The Inverted House of Reality: A Review of ‘Duplex’ by Kathryn Davis
⭐⭐⭐⭐ 4/5

Kathryn Davis’s novel Duplex is not a book to be passively read; it is a book to be inhabited, to be explored like a strange, forgotten house filled with half-remembered dreams. Released in 2013, this work of speculative fiction defies easy categorization, weaving together elements of suburban realism, fairy tales, science fiction, and cosmic horror into a narrative that is as unsettling as it is profound. Davis’s prose acts as a hypnotic guide through a world where the mundane and the magical are not separate realms but two sides of the same coin, constantly shifting and bleeding into one another.
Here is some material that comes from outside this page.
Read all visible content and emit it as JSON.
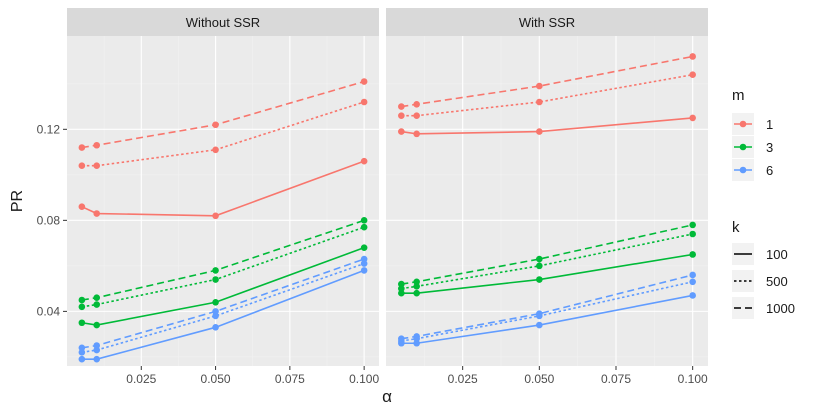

A House Divided: The Central Metaphor
The novel’s central metaphor of the duplex—a house divided into two distinct, yet connected, halves—is the key to unlocking its thematic power. One side is the familiar, suburban world where a young girl lives with her neighbors and grapples with the anxieties of adolescence. The other side, however, is a fantastic realm populated by malevolent sorcerers, sentient household objects, and benign, bug-like “salamanders” who serve as oracles. Davis uses this structure to explore the porous boundary between the inner and outer worlds, between memory and reality, and between the self and the other. The seemingly simple suburban drama is constantly refracted through the lens of the fantastic, forcing the reader to question which narrative is more true to the human experience. The book becomes an intricate meditation on how our lives are built upon a foundation of unseen, often magical, forces.
Unsettling Dream Logic
Davis’s narrative style is purposefully fragmented, a dream logic that resists linear progression. She moves between perspectives and timelines with disorienting fluidity, demanding that the reader surrender to the strange flow of events. This non-linear approach is one of the book’s greatest strengths, creating a sense of being lost within a mythic landscape where time is not a straight line but a tangled knot. The characters, from the protagonist who yearns for a sorcerer’s love to the mysterious robots who appear at odd moments, are not fully explained but are instead revealed through their actions and desires, much like the figures in a surrealist painting. This narrative ambiguity creates a powerful sense of atmospheric dread and wonder, proving that the most compelling stories are often the ones that leave the most to the imagination.
Ultimately, Duplex is a masterful and singular work of fiction that carves out its own unique literary space. It is a book that will not appeal to every reader, as its deliberate opacity and reliance on mood over traditional plot may alienate those seeking a more straightforward experience. However, for those willing to embrace its dreamlike strangeness, it offers a deeply rewarding journey into the subconscious heart of storytelling. Kathryn Davis reminds us that the most extraordinary things are often hidden in plain sight, just on the other side of a wall, or at the end of a street, waiting to be discovered.